Dans la quête du moins possible, il faut donc éviter la tentation d’aller vers les langages prétendus « amicaux pour l’utilisateur ». Dans ce domaine de la démagogie il faut décerner un coup de chapeau à l’increvable Basic, qui renaît de ses cendres sous une forme dite « visuelle » pour venir finalement rivaliser avec Perl dans les coeurs de tous ceux qui voudraient bien avoir les solutions sans s’être posé les questions. Mais rien n’y fait, les difficultés intrinsèques de la programmation sont inévitables et elles rattrapent au coin du bois ceux qui avaient cru sauter la barrière sans payer.
Cet article s’est laissé entraîner vers la sempiternelle querelle des langages, aussi régulièrement déclarée stérile que reprise avec animation. C’est comme pour les goûts et les couleurs, plus on dit qu’on n’en discute pas plus ils font la matière permanente de nos conversations, comme le remarquait le philosophe corse Théodore Adorno. Il y a sans doute de bonnes raisons à cela. Chaque informaticien aura un jour ou l’autre à choisir un langage de programmation, et comme il y en a des milliers, chacun particulièrement bien adapté à tel ou tel usage, la question ne peut être tranchée une fois pour toutes. Autant se donner une idée des critères pertinents.
Expérimenter sans vergogne
Une autre caractéristique de notre enseignement en a dicté certains traits : ce qui a attiré vers la science un jeune biologiste, souvent, c’est plus l’aspect expérimental que l’aspect formel, alors que l’on peut soupçonner chez un jeune mathématicien une complexion inverse. Beaucoup de cours de programmation s’adressent à des étudiants de la seconde catégorie, et supposent acquis un goût pour les méthodes formelles et un bagage mathématique qui risquent d’être moindres ici. Nous avons banni ce présupposé, ce qui nous a conduit à éviter les exemples trop mathématiques et à introduire de façon informelle certaines notions susceptibles d’exposés plus rigoureux. Nous croyons que la formalisation rigoureuse peut venir après la familiarisation informelle, surtout en informatique, qui est une discipline où l’exécution compte beaucoup.

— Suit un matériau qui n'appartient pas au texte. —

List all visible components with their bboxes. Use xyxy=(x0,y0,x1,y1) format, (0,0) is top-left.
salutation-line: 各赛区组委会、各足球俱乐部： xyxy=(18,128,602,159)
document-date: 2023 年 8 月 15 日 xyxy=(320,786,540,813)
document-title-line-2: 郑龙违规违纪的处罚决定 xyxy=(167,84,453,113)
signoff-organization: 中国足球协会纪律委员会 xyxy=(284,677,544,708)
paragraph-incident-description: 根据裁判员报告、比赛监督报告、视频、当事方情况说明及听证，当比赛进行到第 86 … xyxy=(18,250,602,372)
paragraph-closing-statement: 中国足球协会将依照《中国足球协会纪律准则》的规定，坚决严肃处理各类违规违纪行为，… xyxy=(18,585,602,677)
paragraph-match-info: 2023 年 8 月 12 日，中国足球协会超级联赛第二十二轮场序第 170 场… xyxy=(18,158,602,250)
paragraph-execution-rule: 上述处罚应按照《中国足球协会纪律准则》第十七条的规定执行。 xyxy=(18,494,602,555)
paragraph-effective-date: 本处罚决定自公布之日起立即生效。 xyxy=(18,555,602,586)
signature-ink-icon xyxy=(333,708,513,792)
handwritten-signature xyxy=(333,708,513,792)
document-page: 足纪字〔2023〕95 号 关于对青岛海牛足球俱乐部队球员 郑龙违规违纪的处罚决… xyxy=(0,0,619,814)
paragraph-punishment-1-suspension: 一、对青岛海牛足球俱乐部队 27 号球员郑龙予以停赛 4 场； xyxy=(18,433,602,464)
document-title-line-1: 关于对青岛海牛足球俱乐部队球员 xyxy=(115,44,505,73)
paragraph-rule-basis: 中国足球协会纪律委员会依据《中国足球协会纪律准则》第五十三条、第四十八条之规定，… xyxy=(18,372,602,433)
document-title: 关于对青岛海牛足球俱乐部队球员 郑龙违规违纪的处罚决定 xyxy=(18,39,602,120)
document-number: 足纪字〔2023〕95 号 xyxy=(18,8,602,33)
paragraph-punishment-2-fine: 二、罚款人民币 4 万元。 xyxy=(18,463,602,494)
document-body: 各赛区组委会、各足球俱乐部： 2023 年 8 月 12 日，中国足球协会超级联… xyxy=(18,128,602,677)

Une idée a surgi au grand jour ces dernières années en informatique (après avoir été pratiquée honteusement depuis les origines) : programmer un problème est un bon moyen de le comprendre. Le surmoi mathématique condamnait cette approche expérimentale (terme insultant pour un mathématicien classique) : la libération des moeurs des années 70 en a finalement même si tardivement eu raison.